Test outcomes October 2012
In October 2012, when the project ran for about one and a half years and the core hick-ups had been addressed, further research was done. This research focussed on how to create a (even) bigger focus on girls, the steps that should be taken in the innovate elements (incl. usability and costs) of the project and how to increase the participatory learning. the key outcomes of the workshop were;
- The telecast lessons are a big help for teachers, since most of them have very little/insufficient knowledge of the new curriculum.
- The questions posed by the master trainers also strongly encourage student participation.
- There is a strong request to extend the lessons for grades 10, 11, 12 and not to focus only on Beta subjects but also add subjects as English and computer lessons, because these provide better job opportunities for girls.
- The competition is highly appreciated by the students.

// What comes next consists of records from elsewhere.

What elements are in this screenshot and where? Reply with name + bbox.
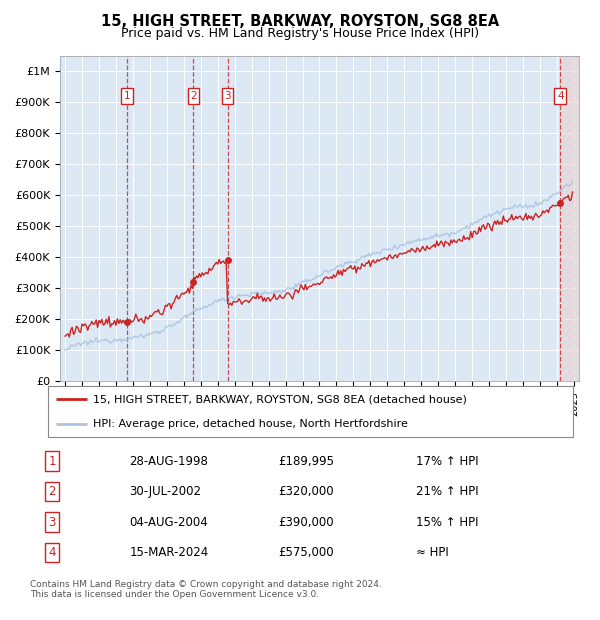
Text: 3: 3 [224,91,231,101]
Text: Contains HM Land Registry data © Crown copyright and database right 2024.
This d: Contains HM Land Registry data © Crown c… [30,580,382,599]
Text: £390,000: £390,000 [278,516,334,529]
Text: HPI: Average price, detached house, North Hertfordshire: HPI: Average price, detached house, Nort… [92,419,407,429]
Text: 15-MAR-2024: 15-MAR-2024 [130,546,209,559]
Bar [560,56,579,381]
Text: £189,995: £189,995 [278,454,334,467]
Text: 15% ↑ HPI: 15% ↑ HPI [416,516,479,529]
Text: 1: 1 [124,91,130,101]
Text: 1: 1 [49,454,56,467]
Text: 15, HIGH STREET, BARKWAY, ROYSTON, SG8 8EA: 15, HIGH STREET, BARKWAY, ROYSTON, SG8 8… [101,14,499,29]
Text: 15, HIGH STREET, BARKWAY, ROYSTON, SG8 8EA (detached house): 15, HIGH STREET, BARKWAY, ROYSTON, SG8 8… [92,394,467,404]
Text: 2: 2 [190,91,197,101]
FancyBboxPatch shape [48,386,573,437]
Text: 30-JUL-2002: 30-JUL-2002 [130,485,202,498]
Text: 4: 4 [49,546,56,559]
Text: 28-AUG-1998: 28-AUG-1998 [130,454,208,467]
Text: £320,000: £320,000 [278,485,334,498]
Text: ≈ HPI: ≈ HPI [416,546,449,559]
Text: 4: 4 [557,91,563,101]
Text: 04-AUG-2004: 04-AUG-2004 [130,516,208,529]
Text: 2: 2 [49,485,56,498]
Bar [560,56,579,381]
Text: Price paid vs. HM Land Registry's House Price Index (HPI): Price paid vs. HM Land Registry's House … [121,27,479,40]
Text: £575,000: £575,000 [278,546,334,559]
Text: 21% ↑ HPI: 21% ↑ HPI [416,485,479,498]
Text: 17% ↑ HPI: 17% ↑ HPI [416,454,479,467]
Text: 3: 3 [49,516,56,529]
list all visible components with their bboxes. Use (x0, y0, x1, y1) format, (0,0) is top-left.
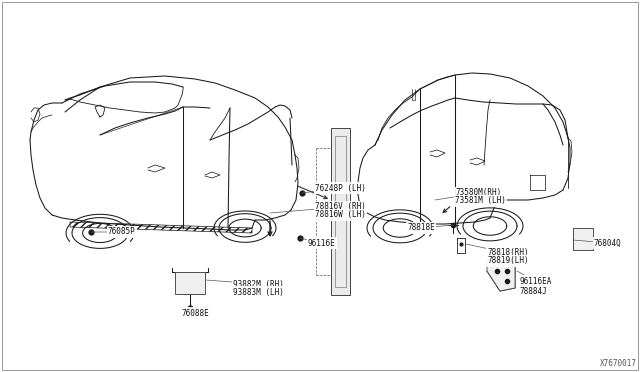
Polygon shape (487, 261, 515, 291)
Text: X7670017: X7670017 (600, 359, 637, 368)
Text: 93883M (LH): 93883M (LH) (233, 288, 284, 296)
Text: 93882M (RH): 93882M (RH) (206, 279, 284, 289)
Text: 96116E: 96116E (300, 238, 336, 247)
Text: 78884J: 78884J (519, 286, 547, 295)
Text: 76248P (LH): 76248P (LH) (302, 183, 366, 193)
Bar (175, 272, 205, 294)
Text: 73580M(RH): 73580M(RH) (435, 189, 501, 200)
Bar (335, 136, 346, 287)
Text: 78816V (RH): 78816V (RH) (270, 202, 366, 213)
Text: 78819(LH): 78819(LH) (487, 257, 529, 266)
Text: 78818E: 78818E (407, 224, 453, 232)
Bar (573, 228, 593, 250)
Text: 73581M (LH): 73581M (LH) (455, 196, 506, 205)
Text: 78818(RH): 78818(RH) (466, 244, 529, 257)
Text: 78816W (LH): 78816W (LH) (315, 211, 366, 219)
Text: 76804Q: 76804Q (573, 238, 621, 247)
Text: 76085P: 76085P (91, 228, 136, 237)
Text: 96116EA: 96116EA (517, 271, 552, 285)
Text: 76088E: 76088E (182, 308, 210, 317)
Bar (331, 128, 350, 295)
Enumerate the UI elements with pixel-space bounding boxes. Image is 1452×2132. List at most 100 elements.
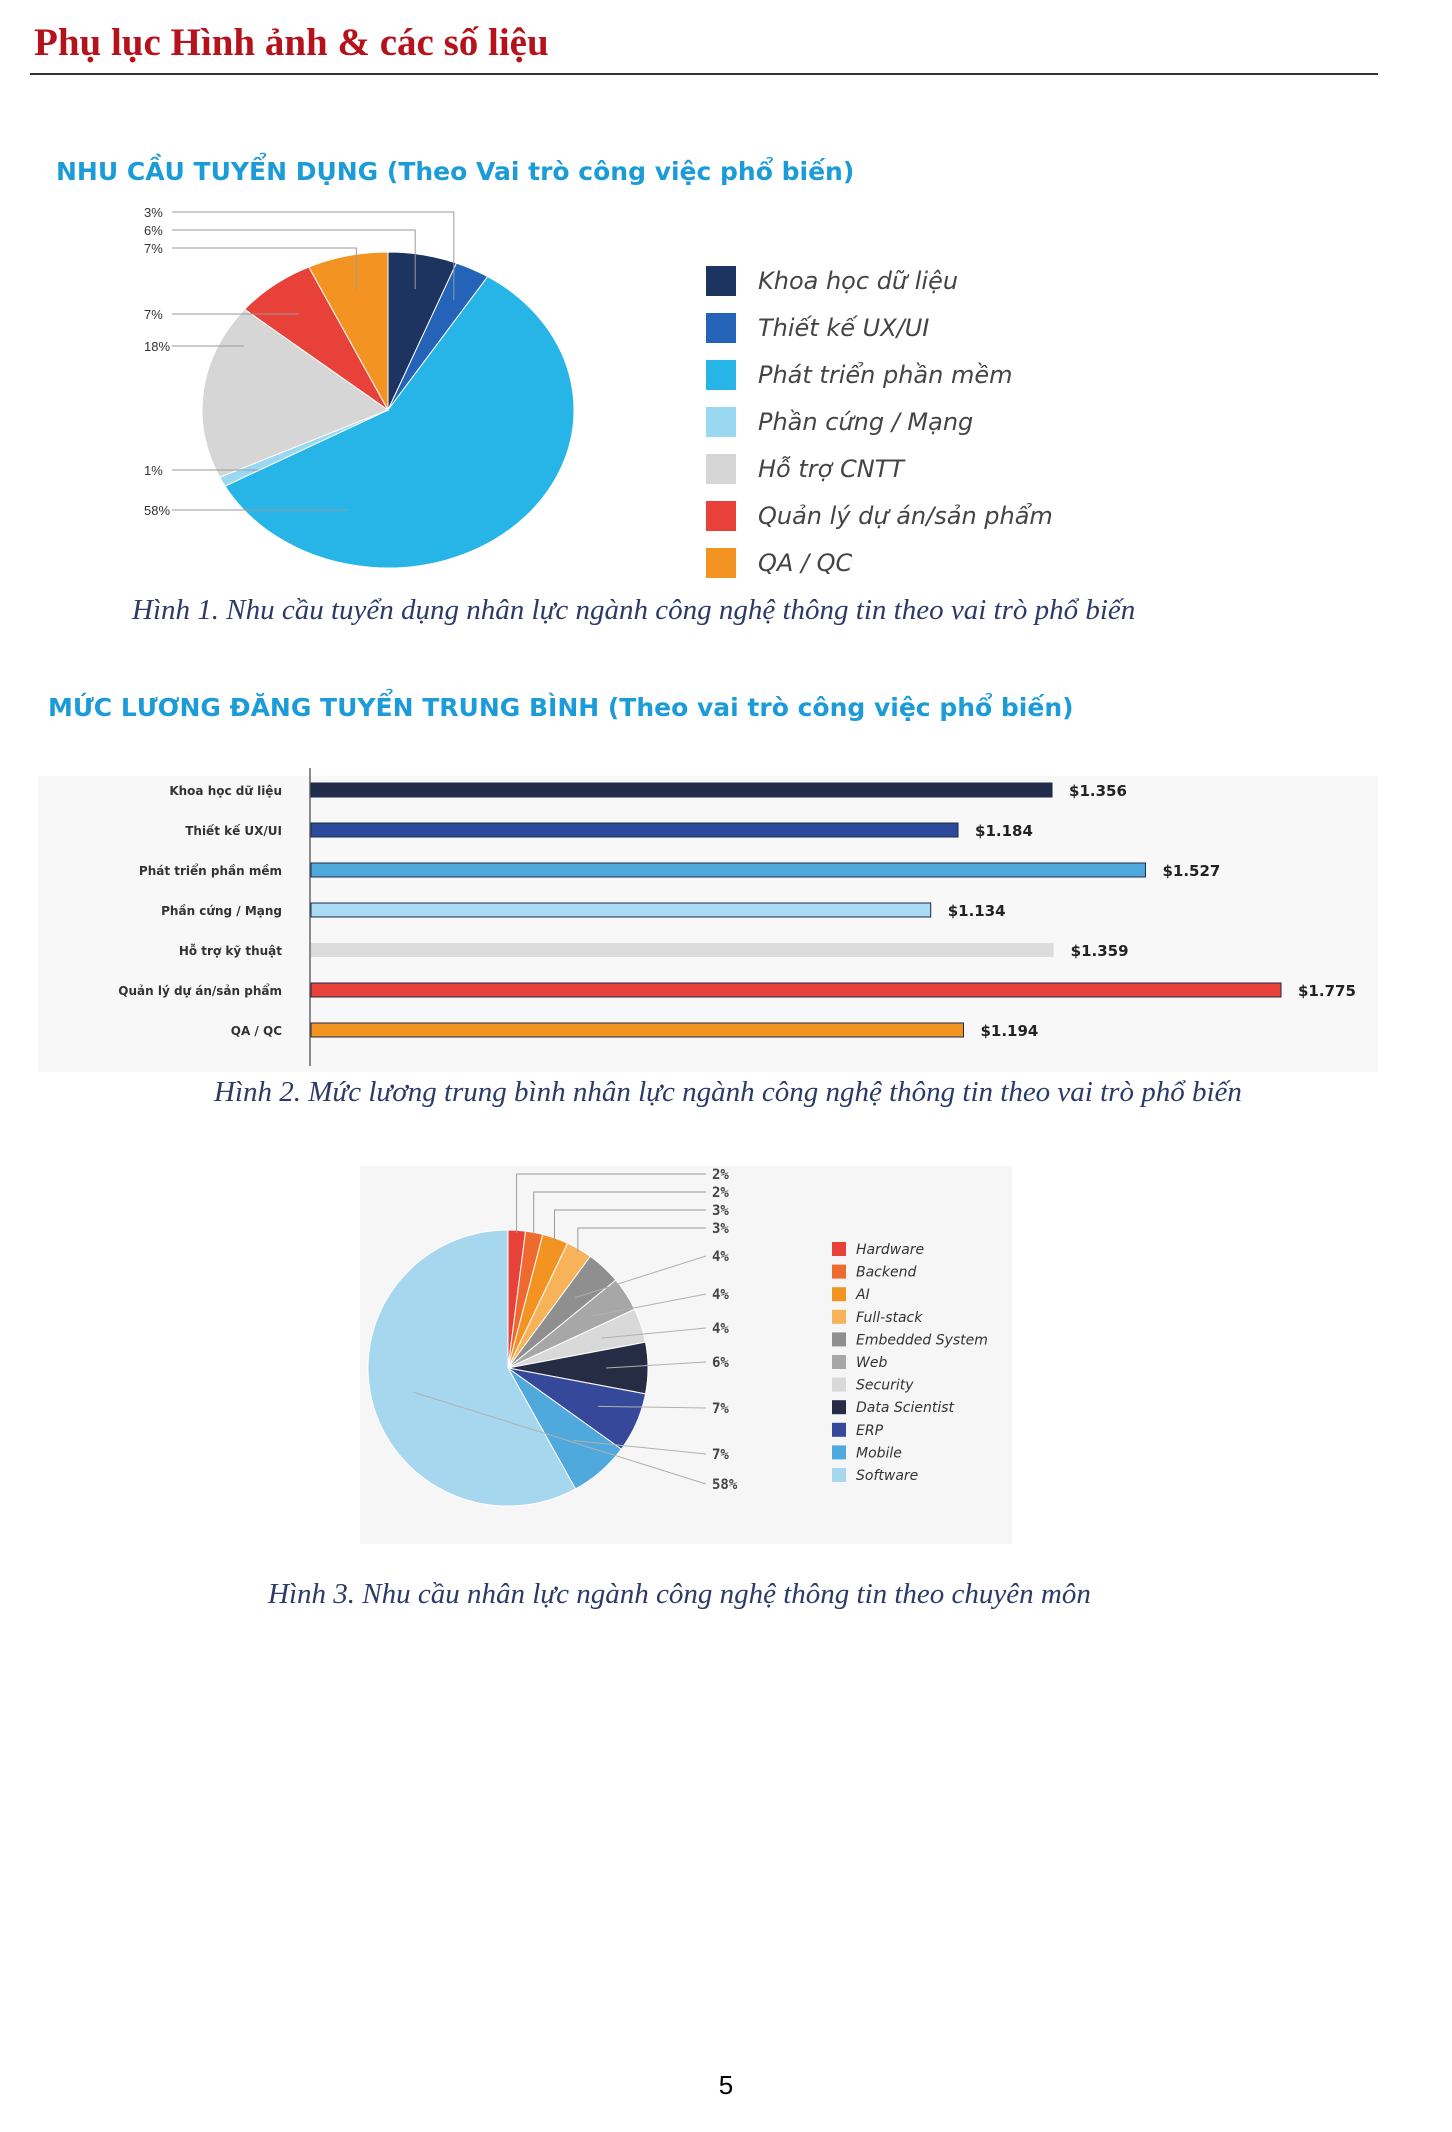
pie3-legend-swatch <box>832 1355 846 1369</box>
pie3-legend-swatch <box>832 1377 846 1392</box>
pie3-value-label: 2% <box>712 1167 729 1183</box>
heading-divider <box>30 73 1378 75</box>
pie3-value-label: 2% <box>712 1185 729 1201</box>
bar2-category-label: Quản lý dự án/sản phẩm <box>118 983 282 998</box>
pie3-legend-label: AI <box>855 1287 870 1303</box>
bar2-bar <box>310 902 932 918</box>
bar2-value-label: $1.194 <box>980 1022 1038 1040</box>
pie1-slice <box>224 275 575 569</box>
pie1-leader-line <box>172 211 455 301</box>
bar2-category-label: Phần cứng / Mạng <box>161 904 282 918</box>
pie3-legend-swatch <box>832 1445 846 1460</box>
pie3-leader-line <box>597 1405 707 1409</box>
pie3-legend-swatch <box>832 1287 846 1302</box>
pie1-legend-label: Khoa học dữ liệu <box>758 267 958 295</box>
pie1-value-label: 7% <box>144 241 163 256</box>
pie1-legend-swatch <box>706 360 736 390</box>
pie1-legend-label: Quản lý dự án/sản phẩm <box>758 502 1053 530</box>
pie3-legend-swatch <box>832 1332 846 1347</box>
pie3-legend-label: Data Scientist <box>856 1400 955 1416</box>
pie3-leader-line <box>553 1209 706 1241</box>
bar2-value-label: $1.184 <box>975 822 1033 840</box>
bar2-category-label: Khoa học dữ liệu <box>169 784 282 798</box>
pie1-leader-line <box>172 247 357 290</box>
pie1-legend-label: QA / QC <box>758 549 853 577</box>
pie3-leader-line <box>572 1439 707 1455</box>
pie1-slice <box>201 308 390 478</box>
pie1-legend-label: Thiết kế UX/UI <box>758 314 929 342</box>
pie3-value-label: 7% <box>712 1401 729 1417</box>
pie3-leader-line <box>533 1191 706 1236</box>
pie1-value-label: 3% <box>144 205 163 220</box>
bar2-bar <box>310 822 959 838</box>
pie3-leader-line <box>601 1327 707 1339</box>
figure3-caption: Hình 3. Nhu cầu nhân lực ngành công nghệ… <box>268 1578 1091 1610</box>
bar2-category-label: Hỗ trợ kỹ thuật <box>179 944 282 958</box>
pie3-value-label: 58% <box>712 1477 738 1493</box>
bar2-category-label: Thiết kế UX/UI <box>185 824 282 838</box>
pie3-legend-label: Hardware <box>856 1242 924 1258</box>
pie1-legend-label: Hỗ trợ CNTT <box>758 454 906 483</box>
bar2-category-label: Phát triển phần mềm <box>139 863 282 878</box>
pie1-legend-label: Phát triển phần mềm <box>758 361 1013 389</box>
pie3-leader-line <box>516 1173 706 1234</box>
pie1-value-label: 58% <box>144 503 170 518</box>
pie3-legend-label: Full-stack <box>856 1310 923 1326</box>
bar2-bar <box>311 943 1054 957</box>
page-heading: Phụ lục Hình ảnh & các số liệu <box>34 21 549 64</box>
figure2-bar-chart: Khoa học dữ liệu $1.356 Thiết kế UX/UI $1.1… <box>118 768 1356 1066</box>
figure1-title: NHU CẦU TUYỂN DỤNG (Theo Vai trò công vi… <box>56 157 855 186</box>
pie1-legend-swatch <box>706 454 736 484</box>
pie3-slice <box>367 1229 577 1507</box>
pie3-legend-label: Software <box>856 1468 918 1484</box>
pie3-value-label: 4% <box>712 1249 729 1265</box>
pie1-leader-line <box>172 229 416 289</box>
pie1-slice <box>308 251 389 412</box>
pie3-leader-line <box>590 1293 707 1317</box>
bar2-value-label: $1.359 <box>1071 942 1129 960</box>
bar2-bar <box>310 982 1282 998</box>
pie3-leader-line <box>577 1227 706 1252</box>
pie3-legend-swatch <box>832 1242 846 1256</box>
pie3-value-label: 6% <box>712 1355 729 1371</box>
pie1-legend-swatch <box>706 548 736 578</box>
page-number: 5 <box>718 2070 734 2100</box>
pie3-leader-line <box>605 1361 707 1369</box>
pie3-value-label: 4% <box>712 1287 729 1303</box>
pie3-legend-label: Web <box>856 1355 887 1371</box>
pie3-legend-swatch <box>832 1400 846 1415</box>
bar2-value-label: $1.134 <box>948 902 1006 920</box>
pie3-legend-swatch <box>832 1309 846 1324</box>
pie3-value-label: 3% <box>712 1203 729 1219</box>
pie3-legend-swatch <box>832 1468 846 1482</box>
bar2-value-label: $1.527 <box>1162 862 1220 880</box>
pie1-legend-swatch <box>706 501 736 531</box>
pie1-legend-swatch <box>706 407 736 437</box>
pie1-legend-label: Phần cứng / Mạng <box>758 408 973 436</box>
pie1-value-label: 6% <box>144 223 163 238</box>
bar2-bar <box>310 782 1053 798</box>
pie3-leader-line <box>574 1255 707 1299</box>
bar2-bar <box>310 862 1146 878</box>
pie1-value-label: 1% <box>144 463 163 478</box>
pie3-legend-label: Embedded System <box>856 1332 988 1348</box>
bar2-value-label: $1.356 <box>1069 782 1127 800</box>
figure3-pie-chart: 2% 2% 3% 3% 4% 4% 4% 6% 7% 7% 58% Hardware Backend AI… <box>367 1167 988 1507</box>
figure1-caption: Hình 1. Nhu cầu tuyển dụng nhân lực ngàn… <box>132 594 1136 626</box>
figure2-caption: Hình 2. Mức lương trung bình nhân lực ng… <box>214 1076 1242 1108</box>
pie3-value-label: 7% <box>712 1447 729 1463</box>
figure2-title: MỨC LƯƠNG ĐĂNG TUYỂN TRUNG BÌNH (Theo va… <box>48 693 1074 722</box>
figure1-pie-chart: 3% 6% 7% 7% 18% 1% 58% Khoa học dữ liệu Thiết kế… <box>144 205 1053 578</box>
pie3-legend-label: Security <box>856 1378 914 1394</box>
bar2-value-label: $1.775 <box>1298 982 1356 1000</box>
bar2-category-label: QA / QC <box>231 1024 282 1038</box>
pie3-legend-label: ERP <box>856 1423 884 1439</box>
pie3-value-label: 4% <box>712 1321 729 1337</box>
pie3-value-label: 3% <box>712 1221 729 1237</box>
pie3-legend-label: Mobile <box>856 1445 902 1461</box>
pie3-legend-label: Backend <box>856 1265 916 1281</box>
pie3-leader-line <box>412 1391 707 1485</box>
pie1-value-label: 7% <box>144 307 163 322</box>
pie1-legend-swatch <box>706 266 736 296</box>
bar2-bar <box>310 1022 964 1038</box>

- The concept of having a live telecast, is not suitable for upscaling because of the broadcasting costs. Also, it will be very hard to get all the school schedules aligned when upscaling to other provinces.
Test outcomes April 2013
Between October 2012 and April 2013, partners worked on the fine-tuning of the concept. In April 2013 a testing workshop with students, teachers, community leaders and the project lead staff of Oxfam Novib and CHA was held at a girls school in Parwan to find the best device to replace the live telecast lessons. The workshop started with sessions to collect the challenges of the project partners and students in order to take this into account in the fine-tuning of the concept. The devices tested were:
- a smart phone with an integrated projector
- a projector with a SD card reader
- a TV with a SD card reader / DVD player
- a featured phone with a SD card reader and the possibility to monitor connected with a projector
The ourcomes of the workshop was the fine-tuned concept. The TV was valued best in terms of visibility, ease of use and it is a very familiar device for all users. Yet the projector is the best scalable solution, because of the low power consumption and the possibility to move from class to class. The teachers valued the pre-recorded lessons since they can pause and replay them. From a learning perspective the featured phone connected to the projector would be best since it will allow to have data on the use of the video’s and equipment.